関東の最北端。茨城県の北部地域6市町を舞台にした連載『クリエイティブのフィールドワーク』。フィールドワークとは、文字通りフィールドつまりは現地に入り、各々が “ある視点” に基づいて、物事の仔細を見聞き体験し、机上だけでは決して分からない、“視点”と“対象”を結ぶ地脈を全体的に理解しようとする行為。今回の連載では、映像作家である筆者が、いちクリエイターとしての視点から、何に興味が湧き、何に可能性を感じ、何に学びを得たのかを書き残し、茨城県北地域にクリエイティブの火種を見つけていく。

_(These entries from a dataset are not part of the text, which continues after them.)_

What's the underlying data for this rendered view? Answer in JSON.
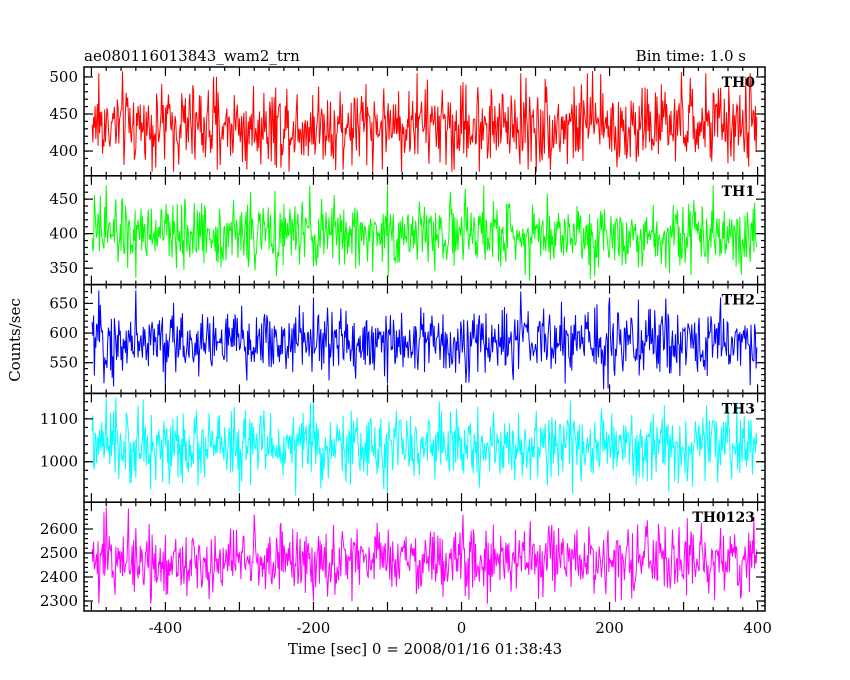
{
  "header": {
    "title": "ae080116013843_wam2_trn",
    "bin_time": "Bin time: 1.0 s"
  },
  "chart_data": {
    "type": "line",
    "xlabel": "Time [sec] 0 = 2008/01/16 01:38:43",
    "ylabel": "Counts/sec",
    "xlim": [
      -510,
      410
    ],
    "x_ticks": [
      -400,
      -200,
      0,
      200,
      400
    ],
    "x_range": [
      -499,
      399
    ],
    "x_step": 1,
    "grid": false,
    "panels": [
      {
        "name": "TH0",
        "color": "#ff0000",
        "ylim": [
          372,
          508
        ],
        "y_ticks": [
          400,
          450,
          500
        ],
        "mean": 435,
        "spread": 28,
        "peaks": [
          [
            -490,
            505
          ],
          [
            -290,
            505
          ],
          [
            -60,
            505
          ],
          [
            80,
            505
          ],
          [
            170,
            505
          ],
          [
            330,
            505
          ],
          [
            390,
            505
          ]
        ],
        "troughs": [
          [
            -330,
            375
          ],
          [
            -290,
            375
          ],
          [
            -160,
            375
          ],
          [
            -10,
            375
          ],
          [
            90,
            375
          ],
          [
            210,
            378
          ]
        ]
      },
      {
        "name": "TH1",
        "color": "#00ff00",
        "ylim": [
          332,
          478
        ],
        "y_ticks": [
          350,
          400,
          450
        ],
        "mean": 400,
        "spread": 24,
        "peaks": [
          [
            -480,
            470
          ],
          [
            -100,
            470
          ],
          [
            30,
            470
          ],
          [
            180,
            470
          ],
          [
            340,
            470
          ]
        ],
        "troughs": [
          [
            -440,
            336
          ],
          [
            -250,
            338
          ],
          [
            -120,
            345
          ],
          [
            180,
            338
          ],
          [
            310,
            340
          ]
        ]
      },
      {
        "name": "TH2",
        "color": "#0000ff",
        "ylim": [
          505,
          675
        ],
        "y_ticks": [
          550,
          600,
          650
        ],
        "mean": 585,
        "spread": 28,
        "peaks": [
          [
            -490,
            672
          ],
          [
            -440,
            672
          ],
          [
            -400,
            665
          ],
          [
            -200,
            660
          ],
          [
            80,
            670
          ],
          [
            200,
            660
          ],
          [
            350,
            660
          ]
        ],
        "troughs": [
          [
            -470,
            510
          ],
          [
            -400,
            510
          ],
          [
            -290,
            520
          ],
          [
            -100,
            515
          ],
          [
            140,
            515
          ],
          [
            390,
            512
          ]
        ]
      },
      {
        "name": "TH3",
        "color": "#00ffff",
        "ylim": [
          915,
          1150
        ],
        "y_ticks": [
          1000,
          1100
        ],
        "mean": 1035,
        "spread": 40,
        "peaks": [
          [
            -480,
            1148
          ],
          [
            -430,
            1145
          ],
          [
            -200,
            1148
          ],
          [
            -30,
            1140
          ],
          [
            360,
            1130
          ]
        ],
        "troughs": [
          [
            -420,
            935
          ],
          [
            -300,
            930
          ],
          [
            -100,
            925
          ],
          [
            150,
            925
          ],
          [
            280,
            930
          ]
        ]
      },
      {
        "name": "TH0123",
        "color": "#ff00ff",
        "ylim": [
          2275,
          2695
        ],
        "y_ticks": [
          2300,
          2400,
          2500,
          2600
        ],
        "mean": 2470,
        "spread": 70,
        "peaks": [
          [
            -480,
            2690
          ],
          [
            -450,
            2685
          ],
          [
            -280,
            2660
          ],
          [
            -200,
            2600
          ],
          [
            395,
            2650
          ]
        ],
        "troughs": [
          [
            -490,
            2290
          ],
          [
            -420,
            2290
          ],
          [
            -200,
            2300
          ],
          [
            10,
            2305
          ],
          [
            230,
            2310
          ]
        ]
      }
    ]
  }
}
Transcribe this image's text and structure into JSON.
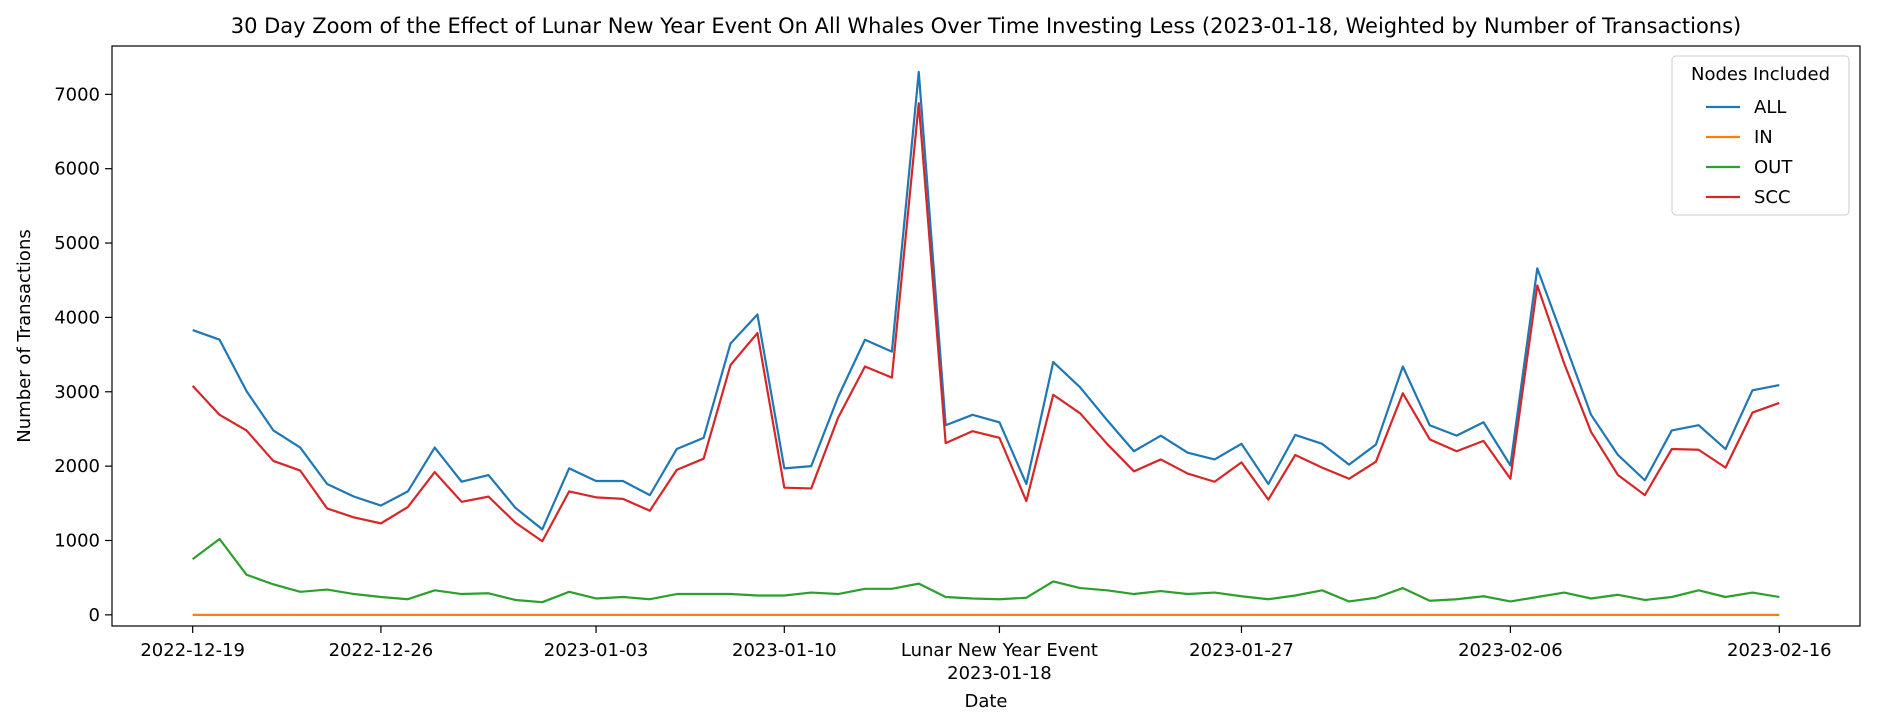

この地域とアートに関して、近年の象徴的な出来事と言えば、2016年に開催された『KENPOKU ART 2016 茨城県北芸術祭』だろう。以降、作品は去れど、アートの種火はいくつかの地域に残り、それぞれに独自の展開を見せはじめている。振り返ってみれば、この種火は1991年に行われた、クリストとジャンヌ=クロード夫妻による『アンブレラ・プロジェクト』に発している。これに関しては、ポットラックフィールド里美の岡崎靖さんの連載が詳しい。地域側の視点に立ったレポートには、考えさせられることがあるので、ぜひ、ご一読いただきたい。

岡崎靖さん連載 /『“クリスト”という事件』

 “それぞれに独自の展開”のなかでも、個人的にひときわ興味をそそられるプロジェクトが先日発表された。それが、茨城県北地域おこし協力隊で、写真家の松本美枝子さんが中心となり立ち上げた、《メゾン・ケンポクの「何かはある」》だ。松本さんは、茨城県北芸術祭の招聘アーティストであり、現在は、常陸太田市の鯨ヶ丘商店街にあった旧料亭物件を再活用して、『メゾン・ケンポク』というアートと地域が交差する場所を運営し、活動の拠点にしている。今回のプロジェクトは、昨年度からの活動の経過報告的な側面がありながらも、「みる」「はなす」「きく」「しる」をキーワードに、茨城県北の歴史と事象を検証する試みになっている。なかでも、「みる」のプログラムに焦点を合わせ、松本さんや「みる」に参加する、同じく茨城県北地域おこし協力隊である、ファッションデザイナーの日坂奈央さん、フォトグラファーの山野井咲里さんに話を聞いた。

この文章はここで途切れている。